SB 357 is not reform. it’s retaliation
SB 357 would hand over control of juvenile facilities to the Department of Youth Development (DYD), a new agency with no legal authority to detain youth, no track record of operating secure facilities, and no capacity to replace the sworn professionals who currently do this work.

DYD relies on staffing agencies like Apple One to place temps inside juvenile halls, one of whom was recently detained for trying to bring in a concealed weapon. Just weeks earlier, another temp was arrested for smuggling in narcotics. A new lawsuit also accuses a Mental Health employee of sexually assaulting a youth in custody. These aren’t isolated incidents – they’re the result of handing public safety over to civilians with no proper oversight.

SB 357 isn’t about youth. It’s about union busting.

Supervisor Lindsey Horvath has blamed the crisis on “employment agreements and civil service procedures.” This is false, offensive – revealing.

Union contracts and civil services rules don’t protect misconduct. They ensure accountability, due process, and lawful discipline. If discipline didn’t happen, it’s because management didn’t do its job. If staffing collapsed, it’s because County leadership imposed hiring freezes, ignored frontline warnings, and rejected union-led solutions.

Let’s be honest. SB 357 is not about fixing the system – it’s about removing the people who know how it works so political leadership can dismantle our unions.

Receivership should mark a turning point
Attorney General Bonta’s call for receivership is a second chance. For years, we have proposed real solutions: expanded hiring pipelines, emergency pay for frontliners, trauma-informed training, and reinvestment in safe, rehabilitative juvenile facilities. And we’ve fought for state funds to upgrade the dilapidated youth facilities for everyone: the youth, community service providers, and our members.

Those proposals were rejected by the Supervisors and now County leaders want to use SB 357 to permanently sideline the trained professionals who keep youth, staff, and treatment providers safe.

The real problem: collapse of the hiring pipeline
SB 357 also distracts from the single greatest operational challenge facing LA County Probation: staffing.

According to the department’s own data:

  • The vacancy rate for sworn officers is now 36% – triple the national average.
  • Nearly 70% of new hires in 2024 and 2025 quit within a year of graduating the academy.
  • Of nearly 20,000 applicants, only 123 were hired.
  • A $24,000 lateral hiring bonus generated zero takers.
  • Even $17,000 in incentive pay wasn’t enough to stabilize retention.
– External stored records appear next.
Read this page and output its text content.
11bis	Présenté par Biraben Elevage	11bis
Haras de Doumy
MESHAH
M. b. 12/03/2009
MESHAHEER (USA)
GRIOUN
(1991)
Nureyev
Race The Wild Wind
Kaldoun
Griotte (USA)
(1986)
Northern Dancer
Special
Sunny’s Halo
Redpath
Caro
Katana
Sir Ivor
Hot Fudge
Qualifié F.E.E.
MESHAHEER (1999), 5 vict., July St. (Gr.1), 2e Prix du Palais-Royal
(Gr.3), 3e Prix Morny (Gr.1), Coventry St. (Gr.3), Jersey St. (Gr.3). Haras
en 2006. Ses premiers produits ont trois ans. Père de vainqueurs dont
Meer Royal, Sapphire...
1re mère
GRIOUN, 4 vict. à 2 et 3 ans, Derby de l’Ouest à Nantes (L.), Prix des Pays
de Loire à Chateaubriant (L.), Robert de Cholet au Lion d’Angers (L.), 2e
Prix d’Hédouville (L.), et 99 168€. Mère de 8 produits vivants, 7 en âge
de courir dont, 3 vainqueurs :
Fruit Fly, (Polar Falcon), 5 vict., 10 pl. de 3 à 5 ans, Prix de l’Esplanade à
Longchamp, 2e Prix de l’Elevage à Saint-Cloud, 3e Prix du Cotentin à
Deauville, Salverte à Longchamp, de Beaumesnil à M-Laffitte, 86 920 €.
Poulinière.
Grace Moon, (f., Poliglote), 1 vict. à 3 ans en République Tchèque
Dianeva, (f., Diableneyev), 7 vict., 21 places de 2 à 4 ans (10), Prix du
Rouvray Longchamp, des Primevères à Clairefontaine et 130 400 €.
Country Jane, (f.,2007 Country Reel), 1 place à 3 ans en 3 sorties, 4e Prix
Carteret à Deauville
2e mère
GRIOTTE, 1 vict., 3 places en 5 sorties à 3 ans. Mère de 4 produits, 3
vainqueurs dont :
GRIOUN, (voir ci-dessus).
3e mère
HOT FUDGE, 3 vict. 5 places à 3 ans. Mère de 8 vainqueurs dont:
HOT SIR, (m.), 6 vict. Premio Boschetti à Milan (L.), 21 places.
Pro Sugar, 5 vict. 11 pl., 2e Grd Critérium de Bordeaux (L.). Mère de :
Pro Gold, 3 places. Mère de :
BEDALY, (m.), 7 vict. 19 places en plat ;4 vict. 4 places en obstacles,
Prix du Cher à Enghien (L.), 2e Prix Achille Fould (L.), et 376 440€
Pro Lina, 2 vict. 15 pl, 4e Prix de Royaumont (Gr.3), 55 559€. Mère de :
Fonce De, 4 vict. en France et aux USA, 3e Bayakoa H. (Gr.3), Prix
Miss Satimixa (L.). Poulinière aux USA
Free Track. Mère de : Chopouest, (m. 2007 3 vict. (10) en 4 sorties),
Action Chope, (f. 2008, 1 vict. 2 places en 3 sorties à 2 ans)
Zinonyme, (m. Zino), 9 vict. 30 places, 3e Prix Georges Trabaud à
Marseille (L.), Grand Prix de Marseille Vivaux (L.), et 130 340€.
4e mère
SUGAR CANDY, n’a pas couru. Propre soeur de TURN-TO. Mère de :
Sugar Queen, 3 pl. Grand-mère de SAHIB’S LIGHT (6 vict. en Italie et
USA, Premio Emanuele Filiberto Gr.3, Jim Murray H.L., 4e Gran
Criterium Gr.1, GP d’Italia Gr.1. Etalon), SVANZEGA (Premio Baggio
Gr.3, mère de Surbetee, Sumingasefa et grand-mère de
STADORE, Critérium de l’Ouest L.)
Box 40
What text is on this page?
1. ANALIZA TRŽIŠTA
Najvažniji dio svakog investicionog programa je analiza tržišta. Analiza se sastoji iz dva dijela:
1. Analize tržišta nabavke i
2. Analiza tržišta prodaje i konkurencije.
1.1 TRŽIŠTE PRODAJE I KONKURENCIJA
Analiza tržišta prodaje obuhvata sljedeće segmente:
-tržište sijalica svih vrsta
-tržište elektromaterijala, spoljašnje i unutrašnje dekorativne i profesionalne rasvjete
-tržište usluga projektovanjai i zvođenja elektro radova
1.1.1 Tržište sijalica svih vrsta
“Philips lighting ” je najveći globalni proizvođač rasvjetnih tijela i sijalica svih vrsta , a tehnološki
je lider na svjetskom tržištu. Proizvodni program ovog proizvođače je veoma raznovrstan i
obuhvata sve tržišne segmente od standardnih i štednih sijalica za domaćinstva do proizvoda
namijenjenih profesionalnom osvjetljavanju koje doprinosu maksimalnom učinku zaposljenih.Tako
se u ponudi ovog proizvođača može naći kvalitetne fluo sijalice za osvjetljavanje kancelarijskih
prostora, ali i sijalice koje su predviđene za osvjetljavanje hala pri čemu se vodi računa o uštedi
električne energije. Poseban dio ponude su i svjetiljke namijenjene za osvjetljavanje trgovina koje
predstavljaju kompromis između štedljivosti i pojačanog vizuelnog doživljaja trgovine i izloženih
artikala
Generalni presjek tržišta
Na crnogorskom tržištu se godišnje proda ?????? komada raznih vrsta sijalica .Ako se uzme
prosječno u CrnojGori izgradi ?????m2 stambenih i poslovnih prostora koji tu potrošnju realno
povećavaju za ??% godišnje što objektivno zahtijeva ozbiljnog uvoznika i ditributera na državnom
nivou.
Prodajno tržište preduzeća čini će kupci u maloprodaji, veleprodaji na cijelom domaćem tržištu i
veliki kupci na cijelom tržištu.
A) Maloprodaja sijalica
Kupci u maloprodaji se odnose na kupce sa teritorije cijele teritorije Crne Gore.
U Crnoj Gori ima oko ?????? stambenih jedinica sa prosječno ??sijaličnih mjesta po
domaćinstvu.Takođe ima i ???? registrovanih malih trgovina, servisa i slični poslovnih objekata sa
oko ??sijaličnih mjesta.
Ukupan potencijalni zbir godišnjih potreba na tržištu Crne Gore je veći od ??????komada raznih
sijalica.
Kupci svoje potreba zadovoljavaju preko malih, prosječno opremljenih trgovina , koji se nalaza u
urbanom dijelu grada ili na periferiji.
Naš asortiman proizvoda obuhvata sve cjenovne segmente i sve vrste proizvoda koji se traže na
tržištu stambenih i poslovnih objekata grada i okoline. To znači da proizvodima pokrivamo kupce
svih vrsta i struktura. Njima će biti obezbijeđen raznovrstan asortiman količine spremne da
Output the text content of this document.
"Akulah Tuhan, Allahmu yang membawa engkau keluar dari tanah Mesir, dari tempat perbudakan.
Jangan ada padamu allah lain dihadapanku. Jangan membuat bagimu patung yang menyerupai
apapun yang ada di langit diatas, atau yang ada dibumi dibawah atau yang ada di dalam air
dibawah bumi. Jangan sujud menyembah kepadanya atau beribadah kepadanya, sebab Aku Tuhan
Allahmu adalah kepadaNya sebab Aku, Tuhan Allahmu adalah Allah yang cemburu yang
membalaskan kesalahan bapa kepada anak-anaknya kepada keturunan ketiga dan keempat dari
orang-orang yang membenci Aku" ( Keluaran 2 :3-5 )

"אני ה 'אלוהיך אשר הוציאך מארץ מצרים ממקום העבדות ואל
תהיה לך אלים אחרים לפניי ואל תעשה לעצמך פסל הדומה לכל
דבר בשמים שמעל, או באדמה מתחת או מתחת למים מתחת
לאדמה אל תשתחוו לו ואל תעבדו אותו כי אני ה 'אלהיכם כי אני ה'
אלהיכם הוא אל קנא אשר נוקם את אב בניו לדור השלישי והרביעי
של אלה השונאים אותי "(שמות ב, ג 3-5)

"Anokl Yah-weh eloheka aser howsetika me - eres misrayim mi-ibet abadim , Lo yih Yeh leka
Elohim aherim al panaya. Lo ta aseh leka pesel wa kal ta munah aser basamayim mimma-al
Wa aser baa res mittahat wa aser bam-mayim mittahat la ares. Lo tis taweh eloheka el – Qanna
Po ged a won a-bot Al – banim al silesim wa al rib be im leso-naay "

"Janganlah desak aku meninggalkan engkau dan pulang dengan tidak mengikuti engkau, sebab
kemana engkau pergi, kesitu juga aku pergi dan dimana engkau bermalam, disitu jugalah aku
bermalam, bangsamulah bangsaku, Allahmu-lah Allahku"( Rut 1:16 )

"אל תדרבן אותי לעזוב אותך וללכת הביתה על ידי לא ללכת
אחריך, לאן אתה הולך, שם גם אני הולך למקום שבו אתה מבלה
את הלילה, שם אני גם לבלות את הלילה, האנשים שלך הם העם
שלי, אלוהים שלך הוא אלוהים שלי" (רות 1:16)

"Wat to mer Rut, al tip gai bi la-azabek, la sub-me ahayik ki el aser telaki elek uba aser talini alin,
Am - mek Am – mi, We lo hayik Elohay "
No amount of rebranding or restructuring will fix this crisis if the core workforce is unsupported, unsafe, and burned out.

Let’s fix what’s broken – not replace it with something worse
We call on Governor Gavin Newsom to intervene where the Assembly Public Safety Committee, which approved SB 357 despite opposition from everyone but L.A. County, failed. The Governor must:

  • Reconstitute the Probation Services Task Force to craft modern, evidence-based reforms that center safety, rehabilitation, and workforce stability.
  • Protect civil service and union rights by opposing legislative workarounds that aim to replace public servants with political appointees and private operators.
  • Support the receivership process in a way that focuses on root causes – staffing, morale, training, infrastructure – not political scapegoats.

This crisis was caused by bad leadership – not bad workers. If SB 357 moves forward, it will lock in those failures and push the system past the point of recovery. Receivership must not be used to rubber-stamp a political agenda. It must be used to fix what matters.

Let’s build the system youth deserve – one based on public accountability, professional standards, and real safety for everyone involved.

Stacy Ford is President of the LA County Deputy Probation Officers Union. Reggie Torres is President of the LA County Supervising Deputy Probation Officers Union. Katheryn Beigh is the President of the Professional Managers Association.